I received a couple of wee hand-me-down Engel wool shirts and a wool diaper cover from a friend of mine for the new babe.
I ought to take a step back here and say that we are preparing to welcome another babe to our family, a sibling for Maus and Cub, towards the end of September. He is currently being referred to as ‘Cobnut’, and I suspect that may stick for some time.
More immediately however, is the treatment of the hand-me-down wool. The lovely cream coloured wool shirts, leggings and diaper covers don’t remain quite so creamy after even just 1 or 2 babes have worn them. Especially if the spit-up at all. This of course doesn’t affect the usefulness of the wool, and the shirts remain just as wonderful. In fact, there is an added bonus of now having a reason to dye the wool.
At first I thought I might use an acid dye, but that would require choosing a colour, ordering it online and paying for shipping, and then waiting for it to finally arrive. Instead, I decided to try some natural dyes found closer to home (and free).
My usual wool wash routine is either to throw them into the washing machine on the wool setting, or wash one or two pieces by hand in the sink with Eucalan. Occasionally for diaper covers it is necessary to strip them of lanolin to get them really clean, and I thought it might be beneficial to follow such a routine for these pieces to make sure they were as clean as possible prior to dying. I followed these directions, and I just happened to have the right dish soap (although other directions suggest other dish soaps as well, so I am not sure it matters too much).
The next step was to mordant. I knew mordanting was necessary with most natural dyes (all the information I read said so), but I wasn’t entirely sure why. Mordanting prepares the wool so that the dye will adhere properly. I was able to find alum powder in the spice section at the bulk food store in town (Bulk Barn), which made it a very easy mordant to use.

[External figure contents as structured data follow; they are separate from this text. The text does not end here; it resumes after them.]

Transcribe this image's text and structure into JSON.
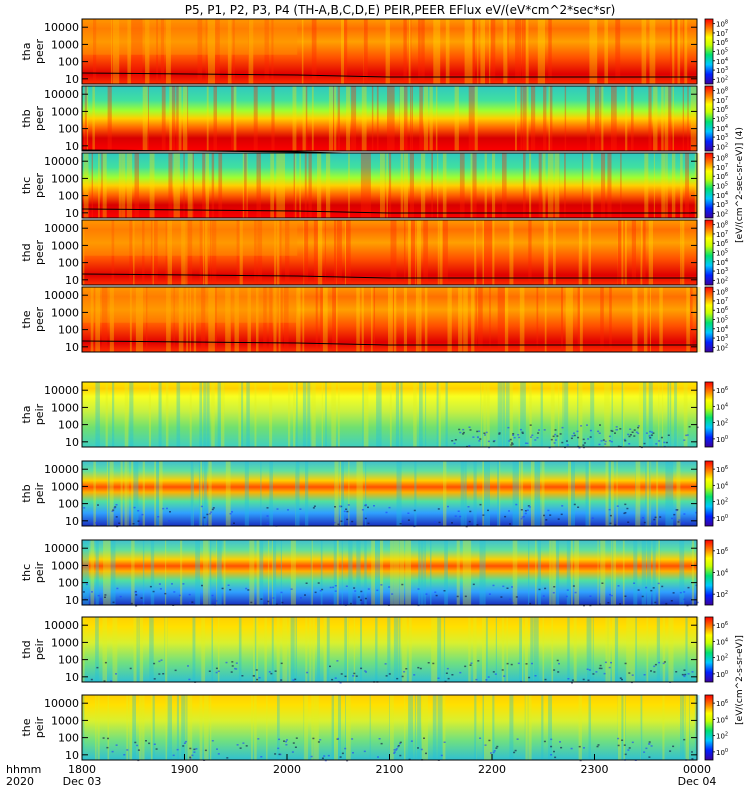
{
  "chart_data": {
    "type": "heatmap",
    "title": "P5, P1, P2, P3, P4 (TH-A,B,C,D,E) PEIR,PEER EFlux eV/(eV*cm^2*sec*sr)",
    "xlabel": "hhmm",
    "x_year": "2020",
    "x_ticks": [
      "1800",
      "1900",
      "2000",
      "2100",
      "2200",
      "2300",
      "0000"
    ],
    "x_date_labels": [
      "Dec 03",
      "Dec 04"
    ],
    "y_ticks": [
      "10",
      "100",
      "1000",
      "10000"
    ],
    "ylim": [
      5,
      30000
    ],
    "y_scale": "log",
    "colorbar_label_electron": "[eV/(cm^2-sec-sr-eV)] (4)",
    "colorbar_label_ion": "[eV/(cm^2-s-sr-eV)]",
    "panels": [
      {
        "probe": "tha",
        "species": "peer",
        "colorbar_ticks": [
          "10^2",
          "10^3",
          "10^4",
          "10^5",
          "10^6",
          "10^7",
          "10^8"
        ]
      },
      {
        "probe": "thb",
        "species": "peer",
        "colorbar_ticks": [
          "10^2",
          "10^3",
          "10^4",
          "10^5",
          "10^6",
          "10^7",
          "10^8"
        ]
      },
      {
        "probe": "thc",
        "species": "peer",
        "colorbar_ticks": [
          "10^2",
          "10^3",
          "10^4",
          "10^5",
          "10^6",
          "10^7",
          "10^8"
        ]
      },
      {
        "probe": "thd",
        "species": "peer",
        "colorbar_ticks": [
          "10^2",
          "10^3",
          "10^4",
          "10^5",
          "10^6",
          "10^7",
          "10^8"
        ]
      },
      {
        "probe": "the",
        "species": "peer",
        "colorbar_ticks": [
          "10^2",
          "10^3",
          "10^4",
          "10^5",
          "10^6",
          "10^7",
          "10^8"
        ]
      },
      {
        "probe": "tha",
        "species": "peir",
        "colorbar_ticks": [
          "10^0",
          "10^2",
          "10^4",
          "10^6"
        ]
      },
      {
        "probe": "thb",
        "species": "peir",
        "colorbar_ticks": [
          "10^0",
          "10^2",
          "10^4",
          "10^6"
        ]
      },
      {
        "probe": "thc",
        "species": "peir",
        "colorbar_ticks": [
          "10^2",
          "10^4",
          "10^6"
        ]
      },
      {
        "probe": "thd",
        "species": "peir",
        "colorbar_ticks": [
          "10^0",
          "10^2",
          "10^4",
          "10^6"
        ]
      },
      {
        "probe": "the",
        "species": "peir",
        "colorbar_ticks": [
          "10^0",
          "10^2",
          "10^4",
          "10^6"
        ]
      }
    ]
  }
}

My kitchen scale is pretty much useless for fine measurements, so I used it as best as I could and also looked up the weight equivalent of tablespoons and teaspoons (hoping that alum weighed about the same as sugar…).
The two baby shirts weighed 5 oz dry, which is about 142 g. For this I used 1 tablespoon of alum which works out to be roughly 9% of the weight of the wool, and also 2 teaspoons of cream of tartar which works out to be about 7%. I used this recipe as a guide. I simmered the shirts and mordant for just over an hour, and then I put the whole pot outside to cool and sit overnight and then some.
Enter the tansy…
Tansy, Tanacetum vulgare, is common in this area along roadsides and in particular along a city a path not far from our house. I suppose many might consider the common tansy a weed, but I find the little golden buttons quite appealing. I harvested enough little flower heads to make up about 5 oz, put them in the dye pot with enough water to cover the shirts, brought the water to a boil and them simmered the flowers for about an hour. Next I strained the dye liquid through a cheesecloth into a bowl, discarded the flower heads and returned the liquid to the pot. Not wanting to shock the wool too much, I let the the dye bath cool before adding one of the shirts (I’m not sure why at the last minute I decided just to do one yellow…the other will be another colour). I brought the dye bath back up to a simmer, being careful not to let it boil, and simmered the shirt in the dye bath for about another hour. I then turned the heat off and left the shirt to sit over night.
In the morning I rinsed the shirt until the water ran clear, and laid it out to dry. I’m pleased with the golden yellow result. A lovely fall colour I think.
The other shirt is still awaiting its fate…and although I think a green might be nice, I am sorely tempted by the walnuts falling in the backyard. I may just need to try a brown made from walnut husks.